I would read €65.375 aloud as "sixty-five euros, thirty-seven cents and five tenths of a cent".

It is hard to find authoritative references in writing for how a figure should be read. But it is an established form when writing sums in legal documents - for example:

... there shall be paid unto the said Matthew and Peter, or either of them, the sum of one cent and seven-tenths of a cent per page for each and every page of said work so printed and published by them or either of them, ...
Report Made to the Hon. John Forsyth, Secretary of State of the United States ...

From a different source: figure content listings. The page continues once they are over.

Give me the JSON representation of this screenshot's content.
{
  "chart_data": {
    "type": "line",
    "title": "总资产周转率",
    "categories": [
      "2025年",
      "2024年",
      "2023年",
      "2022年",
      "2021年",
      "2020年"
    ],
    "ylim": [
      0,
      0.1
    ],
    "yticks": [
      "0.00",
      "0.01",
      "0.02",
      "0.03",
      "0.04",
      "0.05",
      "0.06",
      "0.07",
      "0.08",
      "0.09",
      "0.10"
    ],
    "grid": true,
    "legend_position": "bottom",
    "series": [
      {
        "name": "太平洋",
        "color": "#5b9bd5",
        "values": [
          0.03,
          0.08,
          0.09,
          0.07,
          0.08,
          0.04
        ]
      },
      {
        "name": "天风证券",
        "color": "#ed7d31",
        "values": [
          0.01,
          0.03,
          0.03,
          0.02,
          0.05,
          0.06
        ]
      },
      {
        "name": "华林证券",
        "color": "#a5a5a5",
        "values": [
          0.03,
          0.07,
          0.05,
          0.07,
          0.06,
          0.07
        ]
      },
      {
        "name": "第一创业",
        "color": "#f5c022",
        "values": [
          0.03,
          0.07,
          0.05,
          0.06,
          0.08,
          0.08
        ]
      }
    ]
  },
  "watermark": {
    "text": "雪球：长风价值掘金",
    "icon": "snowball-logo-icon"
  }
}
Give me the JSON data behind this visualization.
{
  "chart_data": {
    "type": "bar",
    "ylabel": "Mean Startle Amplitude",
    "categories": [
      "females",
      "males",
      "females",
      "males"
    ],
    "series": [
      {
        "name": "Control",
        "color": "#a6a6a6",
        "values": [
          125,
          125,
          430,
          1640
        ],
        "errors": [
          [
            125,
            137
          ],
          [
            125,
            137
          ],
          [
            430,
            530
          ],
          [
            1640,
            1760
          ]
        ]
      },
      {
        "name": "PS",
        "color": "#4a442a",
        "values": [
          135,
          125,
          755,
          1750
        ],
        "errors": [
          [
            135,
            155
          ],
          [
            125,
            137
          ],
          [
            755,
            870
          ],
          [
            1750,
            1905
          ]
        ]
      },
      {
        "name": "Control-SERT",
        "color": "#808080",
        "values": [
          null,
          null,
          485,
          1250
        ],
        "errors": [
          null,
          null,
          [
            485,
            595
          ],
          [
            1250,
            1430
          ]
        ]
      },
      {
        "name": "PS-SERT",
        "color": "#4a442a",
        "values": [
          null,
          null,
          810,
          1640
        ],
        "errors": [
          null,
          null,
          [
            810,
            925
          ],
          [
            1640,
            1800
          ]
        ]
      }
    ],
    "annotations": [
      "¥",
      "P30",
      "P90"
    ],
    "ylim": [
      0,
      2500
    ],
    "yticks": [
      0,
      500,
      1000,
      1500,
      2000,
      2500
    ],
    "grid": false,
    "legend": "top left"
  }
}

the gold coins of Croat Britain, Portugal, and Brazil, of not less than twenty-two carats fine, at the rate of ninety- four cents and eight tenths of a cent per pennyweight ;
A Dictionary Practical, Theoretical and Historical of Commerce and ...

Solution 2:

If you're using the comma where we in England would use a decimal point, we'd say, "Sixty-five point three seven five euros per hour. This would represent the figure of €65.375/hour.

Solution 3:

You can also say sixty five euros and thirty seven point five, or thirty seven and a half, cents. In general, the value is just a number. You can say sixty five point three seven five euros, or six thousand five hundred and thirty seven and a half cents. If you always want the number of cents to be less than 100, and the number of euros an integer, then for example 65.76543 euros is sixty five euros and seventy six point five four three cents.

You can also say it any way you would express a fractional number. You could say seventy six and five hundred and forty three thousandths of a cent, etc.

Solution 4:

There used to be a country whose currency actually did have three decimal places: Cyprus.

After decimalisation of the Cyprus Pound in 1955, it was divided into 1000 mils. (This was simplified in 1983 to 100 cents before Cyprus joined the euro in 2008.) £3.456 was read as "Three pounds, four hundred and fifty-six mils".

The only other currency I know of where there were subdivisions of a "cent" is the Pound Sterling, where prior to 1971 a penny was subdivided into four farthings and from 1971 to 1984 into two halfpennies. However those fractions were actually represented as fractions like ¾ and ½, and were read as "x pence three-farthing" or "x-and-a-half pence".